Beauty treatments, skin care, and even the concept of what is
beautiful has changed rather dramatically over the years, especially in western society. Today even the average person can avail themselves of professionally administered body sculpting methods such as is offered by Glam RN. During the Middle Ages, generally the 5th to 15th centuries, things were quite different.
Almost universally, women with long flowing hair have been viewed as attractive by the opposite sex. So it should come as no surprise to learn that in Medieval European society dominated by the church, decent women were encouraged to hide their hair behind veils or hats. In traditional Orthodox Jewish villages a woman’s hair was considered seductive, and so married women shaved their heads and covered themselves with shawls. In central European villages this remained a common practice until the commencement of WWII.
In southern European countries where the temperatures were warmer and even hot, women were allowed to forgo hats for braiding.

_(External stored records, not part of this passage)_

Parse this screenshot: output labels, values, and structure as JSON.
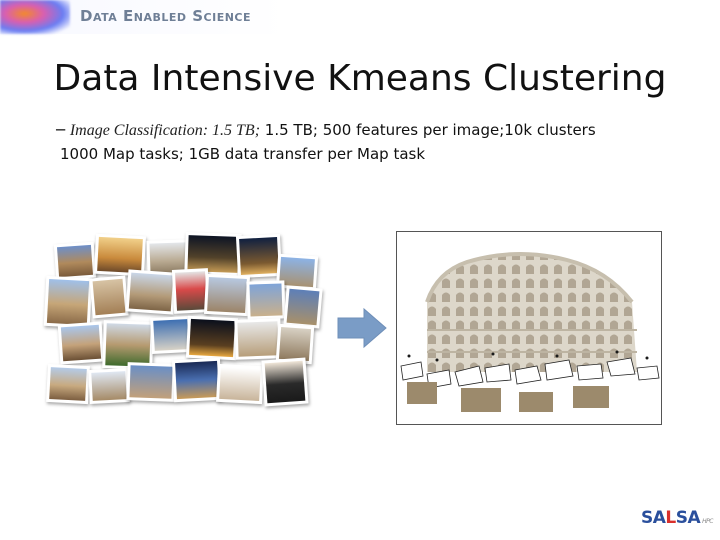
{
  "banner": {
    "text": "Data Enabled Science"
  },
  "slide": {
    "title": "Data Intensive Kmeans Clustering",
    "bullet_dash": "─",
    "bullet_italic": "Image Classification: 1.5 TB;",
    "bullet_rest": " 1.5 TB; 500 features per image;10k clusters",
    "subline": "1000 Map tasks; 1GB data transfer per Map task"
  },
  "figure": {
    "left_image": "photo-collage-of-colosseum",
    "right_image": "3d-reconstruction-of-colosseum",
    "arrow_icon": "right-arrow-icon",
    "arrow_color": "#7a9cc6"
  },
  "logo": {
    "part1": "SA",
    "part2": "L",
    "part3": "SA",
    "small": "HPC"
  }
}
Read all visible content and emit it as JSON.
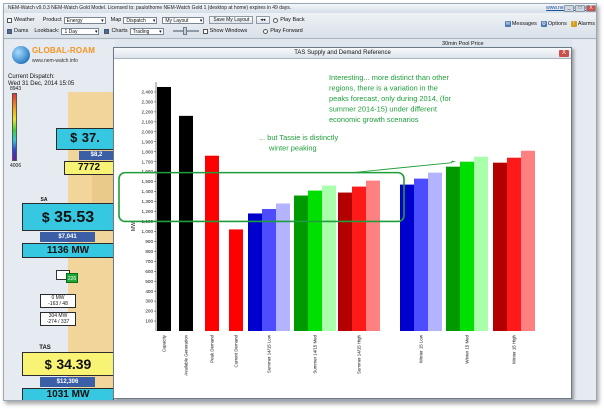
{
  "app": {
    "title": "NEM-Watch v9.0.3 NEM-Watch Gold Model.   Licensed to: paulothome    NEM-Watch Gold 1 (desktop at home) expires in 49 days.",
    "website": "www.nem-watch.info",
    "controls": {
      "minimize": "_",
      "maximize": "□",
      "close": "X"
    }
  },
  "toolbar": {
    "row1": {
      "weather_label": "Weather",
      "product_label": "Product",
      "product_value": "Energy",
      "map_label": "Map",
      "map_value": "Dispatch",
      "layout_value": "My Layout",
      "save_layout": "Save My Layout",
      "play_back": "Play Back"
    },
    "row2": {
      "dams_label": "Dams",
      "lookback_label": "Lookback:",
      "lookback_value": "1 Day",
      "charts_label": "Charts",
      "charts_value": "Trading",
      "show_windows": "Show Windows",
      "play_forward": "Play Forward"
    },
    "right": {
      "messages": "Messages",
      "options": "Options",
      "alarms": "Alarms"
    }
  },
  "left": {
    "logo_name": "GLOBAL-ROAM",
    "logo_url": "www.nem-watch.info",
    "current_dispatch_label": "Current Dispatch:",
    "current_dispatch_value": "Wed 31 Dec, 2014 15:05",
    "scale_top": "8943",
    "scale_bottom": "4006",
    "regions": [
      {
        "price_prefix": "$",
        "price": "37.",
        "sub": "$8,2",
        "mw": "7772"
      },
      {
        "label": "SA",
        "price_prefix": "$",
        "price": "35.53",
        "sub": "$7,041",
        "mw": "1136 MW"
      },
      {
        "label": "TAS",
        "price_prefix": "$",
        "price": "34.39",
        "sub": "$12,306",
        "mw": "1031 MW"
      }
    ],
    "flows": [
      {
        "line1": "0 MW",
        "line2": "-163 / 48"
      },
      {
        "line1": "304 MW",
        "line2": "-274 / 337"
      }
    ],
    "flow_badge": "226"
  },
  "pool_header": "30min Pool Price",
  "chart_window": {
    "title": "TAS Supply and Demand Reference",
    "close": "X"
  },
  "chart_data": {
    "type": "bar",
    "title": "",
    "xlabel": "",
    "ylabel": "MW",
    "ylim": [
      0,
      2500
    ],
    "yticks": [
      100,
      200,
      300,
      400,
      500,
      600,
      700,
      800,
      900,
      1000,
      1100,
      1200,
      1300,
      1400,
      1500,
      1600,
      1700,
      1800,
      1900,
      2000,
      2100,
      2200,
      2300,
      2400
    ],
    "ytick_labels": [
      "100",
      "200",
      "300",
      "400",
      "500",
      "600",
      "700",
      "800",
      "900",
      "1,000",
      "1,100",
      "1,200",
      "1,300",
      "1,400",
      "1,500",
      "1,600",
      "1,700",
      "1,800",
      "1,900",
      "2,000",
      "2,100",
      "2,200",
      "2,300",
      "2,400"
    ],
    "categories": [
      "Capacity",
      "Available Generation",
      "Peak Demand",
      "Current Demand",
      "Summer 14/15 Low",
      "Summer 14/15 Med",
      "Summer 14/15 High",
      "Winter 15 Low",
      "Winter 15 Med",
      "Winter 15 High"
    ],
    "groups": [
      {
        "label": "Capacity",
        "values": [
          2450
        ],
        "colors": [
          "#000000"
        ]
      },
      {
        "label": "Available Generation",
        "values": [
          2160
        ],
        "colors": [
          "#000000"
        ]
      },
      {
        "label": "Peak Demand",
        "values": [
          1760
        ],
        "colors": [
          "#ff0000"
        ]
      },
      {
        "label": "Current Demand",
        "values": [
          1020
        ],
        "colors": [
          "#ff0000"
        ]
      },
      {
        "label": "Summer 14/15 Low",
        "values": [
          1180,
          1225,
          1280
        ],
        "colors": [
          "#0000cc",
          "#4d4dff",
          "#b3b3ff"
        ]
      },
      {
        "label": "Summer 14/15 Med",
        "values": [
          1360,
          1410,
          1460
        ],
        "colors": [
          "#009900",
          "#00e000",
          "#aaffaa"
        ]
      },
      {
        "label": "Summer 14/15 High",
        "values": [
          1390,
          1450,
          1510
        ],
        "colors": [
          "#b30000",
          "#ff1a1a",
          "#ff8080"
        ]
      },
      {
        "label": "Winter 15 Low",
        "values": [
          1470,
          1530,
          1590
        ],
        "colors": [
          "#0000cc",
          "#4d4dff",
          "#b3b3ff"
        ]
      },
      {
        "label": "Winter 15 Med",
        "values": [
          1650,
          1700,
          1750
        ],
        "colors": [
          "#009900",
          "#00e000",
          "#aaffaa"
        ]
      },
      {
        "label": "Winter 15 High",
        "values": [
          1690,
          1740,
          1810
        ],
        "colors": [
          "#b30000",
          "#ff1a1a",
          "#ff8080"
        ]
      }
    ],
    "annotations": {
      "top_lines": [
        "Interesting... more distinct than other",
        "regions, there is a variation in the",
        "peaks forecast, only during 2014, (for",
        "summer 2014-15) under different",
        "economic growth scenarios"
      ],
      "tassie_lines": [
        "... but Tassie is distinctly",
        "winter peaking"
      ],
      "color": "#1e9e3a"
    },
    "grid": false,
    "legend": "none"
  }
}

Still, with the exception of young unmarried girls, a woman who publicly displayed long flowing locks was considered a peasant or even worse, a prostitute.

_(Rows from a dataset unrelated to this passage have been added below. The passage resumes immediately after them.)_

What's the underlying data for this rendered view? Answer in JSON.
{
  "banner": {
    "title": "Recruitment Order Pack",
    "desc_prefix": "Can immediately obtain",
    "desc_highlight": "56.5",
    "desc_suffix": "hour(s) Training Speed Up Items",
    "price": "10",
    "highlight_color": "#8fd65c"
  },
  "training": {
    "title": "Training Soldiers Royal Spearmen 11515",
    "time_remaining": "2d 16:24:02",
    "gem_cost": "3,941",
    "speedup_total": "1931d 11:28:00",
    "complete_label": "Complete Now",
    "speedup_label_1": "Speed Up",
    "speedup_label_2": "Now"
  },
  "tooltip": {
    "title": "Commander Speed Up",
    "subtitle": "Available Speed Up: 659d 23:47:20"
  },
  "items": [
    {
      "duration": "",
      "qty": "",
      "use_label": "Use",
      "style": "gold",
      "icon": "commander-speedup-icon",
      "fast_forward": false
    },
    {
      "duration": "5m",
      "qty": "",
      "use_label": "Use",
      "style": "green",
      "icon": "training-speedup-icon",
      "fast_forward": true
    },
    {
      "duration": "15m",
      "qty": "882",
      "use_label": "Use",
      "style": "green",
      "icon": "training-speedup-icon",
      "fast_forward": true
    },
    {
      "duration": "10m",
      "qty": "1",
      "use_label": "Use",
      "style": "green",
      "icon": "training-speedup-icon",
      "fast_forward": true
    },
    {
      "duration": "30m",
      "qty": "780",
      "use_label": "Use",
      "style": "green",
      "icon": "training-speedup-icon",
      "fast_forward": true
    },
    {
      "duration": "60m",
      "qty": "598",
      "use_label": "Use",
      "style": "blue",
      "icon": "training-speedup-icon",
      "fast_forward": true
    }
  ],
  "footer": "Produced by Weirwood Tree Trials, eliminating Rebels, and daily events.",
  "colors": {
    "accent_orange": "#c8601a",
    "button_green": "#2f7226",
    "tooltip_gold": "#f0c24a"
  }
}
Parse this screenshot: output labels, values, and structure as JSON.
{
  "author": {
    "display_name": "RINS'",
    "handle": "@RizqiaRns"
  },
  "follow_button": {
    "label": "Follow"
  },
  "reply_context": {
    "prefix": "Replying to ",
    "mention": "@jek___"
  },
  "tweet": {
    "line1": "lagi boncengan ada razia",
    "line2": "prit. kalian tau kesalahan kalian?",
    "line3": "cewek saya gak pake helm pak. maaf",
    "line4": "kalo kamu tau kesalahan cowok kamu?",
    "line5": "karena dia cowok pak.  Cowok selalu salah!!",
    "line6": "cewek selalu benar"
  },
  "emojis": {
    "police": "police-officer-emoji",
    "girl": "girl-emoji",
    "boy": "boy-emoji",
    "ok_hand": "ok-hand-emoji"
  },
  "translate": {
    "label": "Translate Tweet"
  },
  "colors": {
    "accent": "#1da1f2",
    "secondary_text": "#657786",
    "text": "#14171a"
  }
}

The mandates of the church led to hair being seen as forbidden fruit, a very potent symbol of temptation. For reasons unknown, blonde hair was viewed as the height of seductive beauty. Chaucer, one of England’s earliest popular writers, wrote in The Physician’s Tale about Virginia, a young “maid in excellent beauty” that had “tresses resembling the rays of burnished sunbeams.” And so hair dying concoctions became a lucrative commodity. Saffron, stale sheep’s urine, or onion skins were common ingredients. Fortunate women who could avail themselves of leisure time would discretely sit in the sun without a hat.
When people talk longingly of the good old days, my assumption would be that they aren’t talking about the Middle Ages.